Na gestão, conseguimos lidar com as diferenças de um grupo que representava diversos modos de lidar com o conhecimento e com diferentes posicionamentos morais. As ações propostas é que convergia nosso trabalho e que criou, assim possibilidades de relação entre afinidades e posicionamentos. Realizamos diversos eventos com o objetivo central de promover um espaço de encontro, e, portanto de comunicação entre todas as formas de pensamento que permeiam este universo, entre as áreas e os cursos (onde verificamos grande distanciamento, falta de comunicação e, portanto em variados momentos preconceito dos alunos).

Ao final da gestão havíamos conseguido realizar, palestras sobre gênero e homofobia (que é muito forte no contexto universitário), um ato público contra o aumento da passagem, que reuniu participantes de todos os agrupamentos de estudantes.
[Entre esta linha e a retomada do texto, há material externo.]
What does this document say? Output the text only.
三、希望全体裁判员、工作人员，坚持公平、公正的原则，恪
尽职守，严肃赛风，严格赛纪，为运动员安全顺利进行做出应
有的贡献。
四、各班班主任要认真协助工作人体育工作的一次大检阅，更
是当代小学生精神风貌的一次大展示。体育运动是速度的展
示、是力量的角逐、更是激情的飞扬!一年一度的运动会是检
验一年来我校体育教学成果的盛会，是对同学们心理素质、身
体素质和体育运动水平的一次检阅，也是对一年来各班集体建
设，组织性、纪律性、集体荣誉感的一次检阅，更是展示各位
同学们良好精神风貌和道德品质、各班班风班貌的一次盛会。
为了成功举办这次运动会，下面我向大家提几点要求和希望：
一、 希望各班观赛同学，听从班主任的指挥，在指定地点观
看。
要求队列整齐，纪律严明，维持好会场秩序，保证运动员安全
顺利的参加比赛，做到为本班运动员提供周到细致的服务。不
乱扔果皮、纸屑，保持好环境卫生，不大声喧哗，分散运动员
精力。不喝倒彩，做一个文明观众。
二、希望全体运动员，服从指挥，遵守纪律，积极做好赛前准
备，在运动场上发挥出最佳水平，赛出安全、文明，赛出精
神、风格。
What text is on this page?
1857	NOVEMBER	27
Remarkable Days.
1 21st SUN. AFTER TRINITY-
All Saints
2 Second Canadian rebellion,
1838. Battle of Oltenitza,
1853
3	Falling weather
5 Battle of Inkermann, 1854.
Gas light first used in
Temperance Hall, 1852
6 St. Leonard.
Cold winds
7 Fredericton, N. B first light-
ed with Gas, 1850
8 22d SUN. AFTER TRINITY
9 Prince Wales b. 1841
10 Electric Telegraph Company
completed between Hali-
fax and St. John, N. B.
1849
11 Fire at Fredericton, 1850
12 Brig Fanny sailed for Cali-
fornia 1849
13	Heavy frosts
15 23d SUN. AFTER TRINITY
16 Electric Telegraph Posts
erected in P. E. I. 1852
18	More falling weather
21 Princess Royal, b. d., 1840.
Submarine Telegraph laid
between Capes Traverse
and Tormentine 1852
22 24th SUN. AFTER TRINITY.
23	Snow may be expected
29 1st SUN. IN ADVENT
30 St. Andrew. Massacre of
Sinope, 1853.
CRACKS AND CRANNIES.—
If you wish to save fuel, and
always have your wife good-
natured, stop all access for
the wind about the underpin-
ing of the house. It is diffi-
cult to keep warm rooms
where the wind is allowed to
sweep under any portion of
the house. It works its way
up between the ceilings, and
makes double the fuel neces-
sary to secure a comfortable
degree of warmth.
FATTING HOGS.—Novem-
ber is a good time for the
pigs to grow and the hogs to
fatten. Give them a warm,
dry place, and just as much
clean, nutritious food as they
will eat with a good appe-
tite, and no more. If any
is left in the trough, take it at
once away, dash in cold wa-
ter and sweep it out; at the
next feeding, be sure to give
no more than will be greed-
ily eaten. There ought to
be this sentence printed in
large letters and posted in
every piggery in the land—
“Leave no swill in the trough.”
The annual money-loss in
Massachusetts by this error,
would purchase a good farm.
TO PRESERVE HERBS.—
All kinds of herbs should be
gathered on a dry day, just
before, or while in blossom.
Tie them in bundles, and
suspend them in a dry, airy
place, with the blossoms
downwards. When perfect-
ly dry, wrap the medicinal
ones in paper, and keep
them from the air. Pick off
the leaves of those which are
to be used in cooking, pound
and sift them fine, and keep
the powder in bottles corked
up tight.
Conseguimos, da vinda do Lula para a inauguração do PAC em Ouro Preto, verba para construção de trezentas moradias, fora do raio de preservação do patrimônio. Criamos, com a calourada, não apenas um espaço onde as pessoas tiveram contato com palestras com outras perspectivas de relação profissional, interligadas a movimentos de reflexão e resistência, como com outras linguagens estéticas e musicais com os almoços culturais. A festa serviu também para criar um espaço de praceamento, em que os grupos de afinidade têm contato porque o signo de festa que é muito forte entre os estudantes; entretanto esta festa fora construída para todos.


Penso que, apesar da larga divergência de perspectiva que tive e que mantenho a alguns acontecimentos, este local de atuação me amparou em reconhecer a legitimidade de existência dos mais contrários pontos de vista, ainda que discorde das estruturas em que o referencial se insere. Prevalece a lógica do respeito. E, criar junto com a diferença, ampara, reflete e enriquece as possibilidades.

No entanto, vejo que minhas ações com o espaço têm mais potência dentro do campo da Arte. Por isso, prefiro intervenções no espaço. O espaço me propõe a cada momento de relacionamento, e tenho a necessidade de propor no espaço na proporção em que a experiência afeta. E a experiência de propor variedades temporais, no tempo que me passa, possui maior potência de comunicação corporal, estética e ética.